Waarom juist naar Pensylvania? Dit gebied, ten westen van de rivier de Delaware liggend, dankt haar naam aan de Engelse Quaker William Penn (1644 -1718), die zich daar in 1682 met vele geloofsgenoten vestigde.
William Penn
1644 -1718
Hij kreeg het gebied 1681 van Karel II van Engeland, ter aflossing van een schuld aan Williams vader.
Penns moeder Margaretha was afkomstig uit Rotterdam, waar haar vader Jan Jasper als koopman leefde.
In Pensylvania was iedereen welkom die er vrij van gewetensdrang wilde komen leven en werken. William Penn deed er alles aan om in Engeland en op het continent propaganda voor zijn onderneming te maken. 'Komt, Gij allen, die verdrukt en beladen zijt' was onder meer zijn roep.
Benjamin Furly
1636 -1714
In Rotterdam was koopman Benjamin Furly (1636-1714) zijn agent, een eveneens uit Engeland afkomstige Quaker. In 1671 en 1677 had Penn deze Furly in Rotterdam bezocht. Furly was de onbetwiste leider van de Quakers in de Zeven Provinciën. Hij had een wetenschappelijke belangstelling - zo bezat hij bijvoorbeeld in zijn huis aan het Haringvliet een zeer omvangrijke bibliotheek - en was vermogend; kortom, hij was een invloedrijk man.
Furly wekte Quakers en andersdenkenden op om naar Noord-Amerika te emigreren. Hij had de zorg over een eerste groep Duitsers, die in 1683 naar Pennsylvania trok. Het waren Krefelders, die via Rotterdam met het schip Concorde de grote oversteek waagden en zich in Germantown (...) vestigden, Zij worden beschouwd als de eerste Duitse emigranten die voet op Amerikaanse (in 1683 eigenlijk nog Engelse) bodem zetten: een feit dat in 1983, zowel in Duitsland als in de Verenigde Staten, uitgebreid werd herdacht.

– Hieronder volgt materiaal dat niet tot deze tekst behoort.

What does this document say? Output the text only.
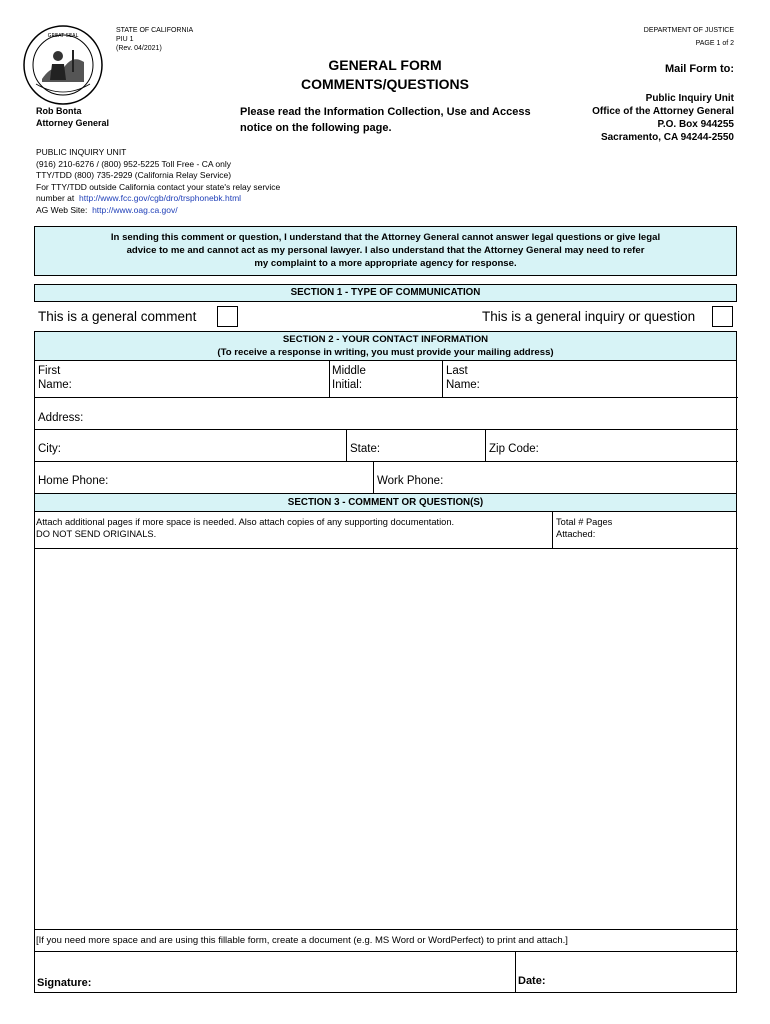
GREAT SEAL
STATE OF CALIFORNIA
PIU 1
(Rev. 04/2021)
DEPARTMENT OF JUSTICE
PAGE 1 of 2
GENERAL FORM
COMMENTS/QUESTIONS
Mail Form to:
Rob Bonta
Attorney General
Please read the Information Collection, Use and Access
notice on the following page.
Public Inquiry Unit
Office of the Attorney General
P.O. Box 944255
Sacramento, CA 94244-2550
PUBLIC INQUIRY UNIT
(916) 210-6276 / (800) 952-5225 Toll Free - CA only
TTY/TDD (800) 735-2929 (California Relay Service)
For TTY/TDD outside California contact your state's relay service
number at http://www.fcc.gov/cgb/dro/trsphonebk.html
AG Web Site: http://www.oag.ca.gov/
In sending this comment or question, I understand that the Attorney General cannot answer legal questions or give legal
advice to me and cannot act as my personal lawyer. I also understand that the Attorney General may need to refer
my complaint to a more appropriate agency for response.
SECTION 1 - TYPE OF COMMUNICATION
This is a general comment	This is a general inquiry or question
SECTION 2 - YOUR CONTACT INFORMATION
(To receive a response in writing, you must provide your mailing address)
First
Name:
Middle
Initial:
Last
Name:
Address:
City:	State:	Zip Code:
Home Phone:	Work Phone:
SECTION 3 - COMMENT OR QUESTION(S)
Attach additional pages if more space is needed. Also attach copies of any supporting documentation.
DO NOT SEND ORIGINALS.
Total # Pages
Attached:
[If you need more space and are using this fillable form, create a document (e.g. MS Word or WordPerfect) to print and attach.]
Signature:	Date:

Toen in het begin van de achttiende eeuw de vrijheden en voorrechten van Pennsylvania in een soort grondwet werden vastgelegd, werd de toestroming van emigranten groter. Vooral in Duitse streken waar protestanten aan vervolgingen bloot stonden, vond Furly gehoor.
Rotterdam was voor deze ongelukkigen, die er de ellende en gevaren van een reis over de oceaan voor over hadden om zich in het vrije land een nieuw bestaan te veroveren, de aangewezen plaats van vertrek. Een bezwaar voor Rotterdam was dat het vervoer van de emigranten niet met Rotterdamse schepen naar Pennsylvania kon gebeuren, omdat de Akte van Navigatie immers dat verbood, nog toelichten................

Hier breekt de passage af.